En diciembre de 1991, un año después de comenzar el tratamiento, Lydia estaba en remisión completa y su vida prácticamente había vuelto a la normalidad. Todavía necesitaba revisiones frecuentes, pero cada vez menos con el paso de los años.

“Niños como Lydia son una de las principales razones por las que se construyó el Hospital Packard”, dice Link. “Tratábamos a pacientes gravemente enfermos con tratamientos que conllevaban complicaciones potencialmente mortales. Si necesitaban cuidados intensivos, teníamos que trasladarlos a la unidad pediátrica del Hospital Stanford, al otro lado del campus. Era como caminar sobre la cuerda floja sin red. Por fin, contar con un hospital con todos los servicios, con unidad de cuidados intensivos, quirófanos y escáneres de tomografía computarizada en un mismo edificio, fue un enorme alivio”.

Con profundo agradecimiento por la atención que Lydia recibió en Packard, David y Joanne crearon la Cátedra Lydia J. Lee de Oncología Pediátrica en Stanford en 2002. El primer beneficiario de la cátedra fue Michael Link.

“Mi familia quería devolver algo a la sociedad”, dice Lydia. “¿Qué mejor manera que hacer una donación al Dr. Link, que fue una parte tan importante de mi vida?”.

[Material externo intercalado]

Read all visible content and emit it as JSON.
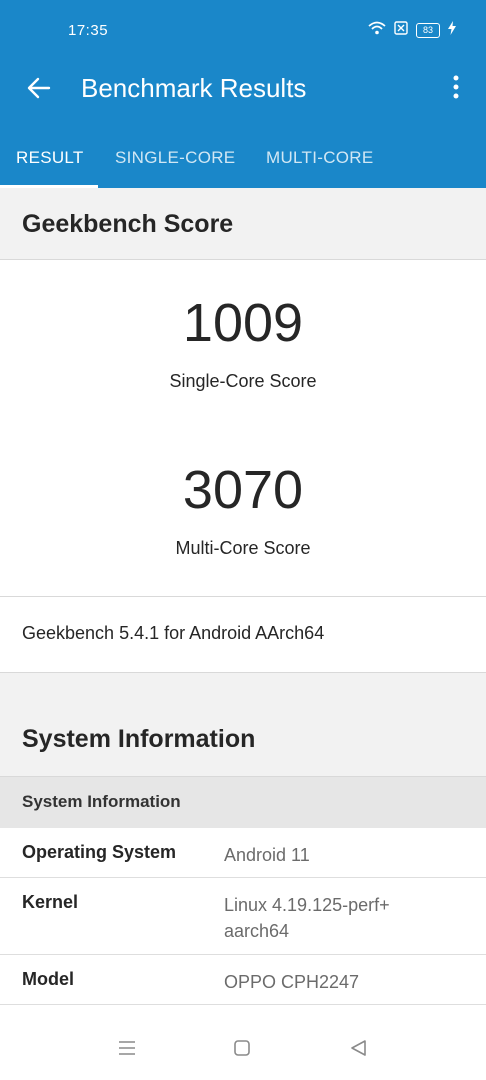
{
  "status": {
    "time": "17:35",
    "battery_level": "83"
  },
  "appbar": {
    "title": "Benchmark Results"
  },
  "tabs": [
    {
      "label": "RESULT",
      "active": true
    },
    {
      "label": "SINGLE-CORE",
      "active": false
    },
    {
      "label": "MULTI-CORE",
      "active": false
    }
  ],
  "score_section": {
    "heading": "Geekbench Score",
    "single_core_score": "1009",
    "single_core_label": "Single-Core Score",
    "multi_core_score": "3070",
    "multi_core_label": "Multi-Core Score"
  },
  "version_text": "Geekbench 5.4.1 for Android AArch64",
  "system_section": {
    "heading": "System Information",
    "subheading": "System Information",
    "rows": [
      {
        "key": "Operating System",
        "value": "Android 11"
      },
      {
        "key": "Kernel",
        "value_line1": "Linux 4.19.125-perf+",
        "value_line2": "aarch64"
      },
      {
        "key": "Model",
        "value": "OPPO CPH2247"
      }
    ]
  },
  "colors": {
    "header_blue": "#1a87c9",
    "section_bg": "#f2f2f2",
    "subhead_bg": "#e6e6e6"
  },
  "icons": {
    "back": "arrow-left-icon",
    "more": "more-vertical-icon",
    "wifi": "wifi-icon",
    "sim": "no-sim-icon",
    "charging": "bolt-icon",
    "nav_menu": "menu-lines-icon",
    "nav_home": "square-icon",
    "nav_back": "triangle-back-icon"
  }
}
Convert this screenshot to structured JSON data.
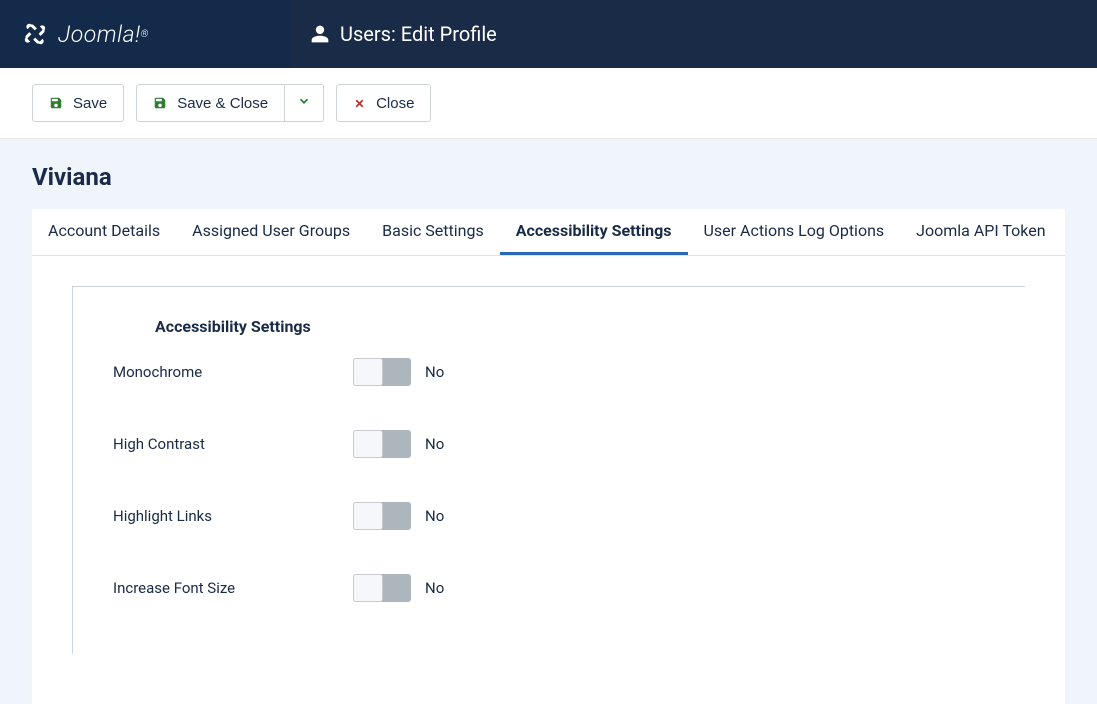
{
  "brand": "Joomla!",
  "header": {
    "title": "Users: Edit Profile"
  },
  "toolbar": {
    "save": "Save",
    "save_close": "Save & Close",
    "close": "Close"
  },
  "page_title": "Viviana",
  "tabs": [
    {
      "label": "Account Details",
      "active": false
    },
    {
      "label": "Assigned User Groups",
      "active": false
    },
    {
      "label": "Basic Settings",
      "active": false
    },
    {
      "label": "Accessibility Settings",
      "active": true
    },
    {
      "label": "User Actions Log Options",
      "active": false
    },
    {
      "label": "Joomla API Token",
      "active": false
    }
  ],
  "fieldset": {
    "legend": "Accessibility Settings",
    "rows": [
      {
        "label": "Monochrome",
        "state": "No"
      },
      {
        "label": "High Contrast",
        "state": "No"
      },
      {
        "label": "Highlight Links",
        "state": "No"
      },
      {
        "label": "Increase Font Size",
        "state": "No"
      }
    ]
  }
}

La Cátedra Lee financia el salario de Link y otros investigadores del programa de oncología para la búsqueda de tratamientos nuevos y más eficaces contra las leucemias y los linfomas. Además de esta generosa donación, Joanne Lee colabora como voluntaria en Packard, donde ofrece servicios de traducción de coreano a pacientes y familiares.

“Los Lee son personas extraordinarias”, dice Link. “Se han convertido en parte esencial del hospital, contribuyendo tanto económica como físicamente. No se puede pedir más”.

Lydia, ahora con 26 años, aspira a una carrera en relaciones públicas. Su pronóstico es excelente y la probabilidad de una recaída es mínima. Hoy en día, la tasa de supervivencia para niños con el subtipo poco común de leucemia linfoblástica aguda (LLA) que padece Lydia ronda el 80 por ciento, y lo que hace 20 años se consideraba terapia experimental es ahora el tratamiento estándar.

“¡Qué maravilla!”, dice Joanne. “Muchos pacientes se han beneficiado de la investigación derivada del caso de Lydia. Pero el éxito de la investigación depende del apoyo de la comunidad. Si podemos brindarlo, creo que debemos hacerlo”.